Volviendo a esta Traviata que ya es un clásico de la escenificación operística del siglo XXI, el acento feminista de Willy Decker le permite hacernos olvidar producciones de cartón piedra que resultan vistosas, sin profundidad dramática y que encaran la ópera de Verdi como si estuviéramos en un museo rancio y con olor a naftalina. Y es que la ópera de Verdi es el sórdido relato sobre una prostituta que tiene la mala suerte de caer en desgracia, lo que desnuda a una sociedad hipócrita y tanto o más enferma que la protagonista, aunque no de tuberculosis (la enfermedad que sufre Violetta y que la llevará a la tumba), sino de desprecio y de sexismo.
Así es como Decker sitúa la acción escénica en una especie de círculo, como circular es la música de vales que acompaña al célebre "brindis" del primer acto. Tan circular como el tiempo que asedia a Violetta, amenazada permanentemente por un inmenso reloj que marca el progresivo final de su vida, y también por la presencia del doctor Grenvil –un personaje tradicionalmente secundario pero que aquí tiene rasgos de gran protagonismo–, que personifica a un ángel anunciador de la muerte inminente de Violetta.

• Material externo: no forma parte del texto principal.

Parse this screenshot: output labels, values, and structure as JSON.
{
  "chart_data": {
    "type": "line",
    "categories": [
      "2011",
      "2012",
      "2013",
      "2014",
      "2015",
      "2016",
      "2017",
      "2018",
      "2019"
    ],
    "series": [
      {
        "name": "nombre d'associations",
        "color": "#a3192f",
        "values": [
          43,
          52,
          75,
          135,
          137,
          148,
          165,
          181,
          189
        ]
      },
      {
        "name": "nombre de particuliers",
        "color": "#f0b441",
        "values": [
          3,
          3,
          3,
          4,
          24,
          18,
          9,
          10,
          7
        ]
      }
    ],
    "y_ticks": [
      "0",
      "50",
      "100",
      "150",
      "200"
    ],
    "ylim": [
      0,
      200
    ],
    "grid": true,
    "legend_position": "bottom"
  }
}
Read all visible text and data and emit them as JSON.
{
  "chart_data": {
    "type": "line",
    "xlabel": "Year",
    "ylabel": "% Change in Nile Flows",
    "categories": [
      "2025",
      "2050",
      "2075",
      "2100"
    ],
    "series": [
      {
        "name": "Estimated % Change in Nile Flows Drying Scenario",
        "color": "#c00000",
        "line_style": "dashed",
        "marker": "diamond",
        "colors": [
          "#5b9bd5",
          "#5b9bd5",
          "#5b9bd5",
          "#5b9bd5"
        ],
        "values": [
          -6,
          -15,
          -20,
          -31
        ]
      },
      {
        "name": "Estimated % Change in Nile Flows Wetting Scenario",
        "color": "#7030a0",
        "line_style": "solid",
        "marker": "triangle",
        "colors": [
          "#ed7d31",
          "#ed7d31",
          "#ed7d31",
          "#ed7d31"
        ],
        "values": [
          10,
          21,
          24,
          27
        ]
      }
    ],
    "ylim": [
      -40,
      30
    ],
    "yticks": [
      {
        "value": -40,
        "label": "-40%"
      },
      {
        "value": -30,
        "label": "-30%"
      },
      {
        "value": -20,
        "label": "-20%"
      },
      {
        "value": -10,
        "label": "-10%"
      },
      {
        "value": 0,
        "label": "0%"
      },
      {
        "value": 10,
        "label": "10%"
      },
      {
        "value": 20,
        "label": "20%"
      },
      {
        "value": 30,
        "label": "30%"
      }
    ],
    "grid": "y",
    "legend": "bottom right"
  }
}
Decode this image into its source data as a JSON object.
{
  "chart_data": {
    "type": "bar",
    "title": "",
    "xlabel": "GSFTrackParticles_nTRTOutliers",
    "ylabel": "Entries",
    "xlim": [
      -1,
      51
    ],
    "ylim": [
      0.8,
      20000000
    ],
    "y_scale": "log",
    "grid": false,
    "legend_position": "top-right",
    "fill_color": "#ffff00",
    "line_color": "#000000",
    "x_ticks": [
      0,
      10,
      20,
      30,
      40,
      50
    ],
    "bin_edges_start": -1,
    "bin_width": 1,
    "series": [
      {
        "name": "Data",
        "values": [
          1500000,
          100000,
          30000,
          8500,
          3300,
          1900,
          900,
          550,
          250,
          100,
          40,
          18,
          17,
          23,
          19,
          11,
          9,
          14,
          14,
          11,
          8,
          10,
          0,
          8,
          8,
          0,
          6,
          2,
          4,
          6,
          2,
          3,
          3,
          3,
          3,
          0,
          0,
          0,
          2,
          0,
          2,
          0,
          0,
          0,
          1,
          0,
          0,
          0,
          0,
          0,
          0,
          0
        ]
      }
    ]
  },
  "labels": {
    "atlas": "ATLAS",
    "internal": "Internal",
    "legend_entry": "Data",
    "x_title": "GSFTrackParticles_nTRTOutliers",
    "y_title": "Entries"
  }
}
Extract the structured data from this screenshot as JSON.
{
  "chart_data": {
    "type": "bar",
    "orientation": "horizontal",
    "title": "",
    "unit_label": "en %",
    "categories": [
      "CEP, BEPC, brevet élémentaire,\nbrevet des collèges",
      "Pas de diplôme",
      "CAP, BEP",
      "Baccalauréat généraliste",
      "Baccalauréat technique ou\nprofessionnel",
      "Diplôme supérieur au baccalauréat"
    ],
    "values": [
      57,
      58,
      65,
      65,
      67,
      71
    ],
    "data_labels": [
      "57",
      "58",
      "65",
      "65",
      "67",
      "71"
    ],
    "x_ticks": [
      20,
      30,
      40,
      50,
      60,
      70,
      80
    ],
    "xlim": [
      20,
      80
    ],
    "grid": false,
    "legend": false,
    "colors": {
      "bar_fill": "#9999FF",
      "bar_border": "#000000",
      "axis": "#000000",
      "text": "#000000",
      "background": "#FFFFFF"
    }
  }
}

Sin embargo, el acento es el del machismo, señalado por Decker como lacra social. Violetta vive en un "mundo macho" (por decirlo en palabras de Terenci Moix) que será letal para la protagonista, independientemente de cuál haya sido su profesión. El dramaturgo alemán no juzga a Violetta, sino que nos deja a nosotros como espectadores libres porque juzgamos no la "traviata", sino la sociedad que le rodea. Una sociedad que puede ser la nuestra, la que desde la platea se deleita por la música sin ser conscientes de que la obra maestra de Giuseppe Verdi es la banda sonora de una realidad que no es tan bella como la partitura.
Este es, pienso, el sentido de la escenificación operística hoy en día: las obras del pasado se pueden y deben leer en clave crítica, que puede ser feminista, poscolonial o lo que se quiera. escenificación al servicio de una relectura que permita acentuar la denuncia contra todo lo que sea injusto y reprobable. Veinte años después del estreno en Salzburgo, la creación de Willy Decker sobre La traviata invita a abrir los ojos, a romper la mirada como hacía Luis Buñuel al inicio de la perturbadora Un chien andalou pero, violentados con lo que ocurre en el escenario, saber leer nuestra realidad, que no tiene nada de teatral ni de operística.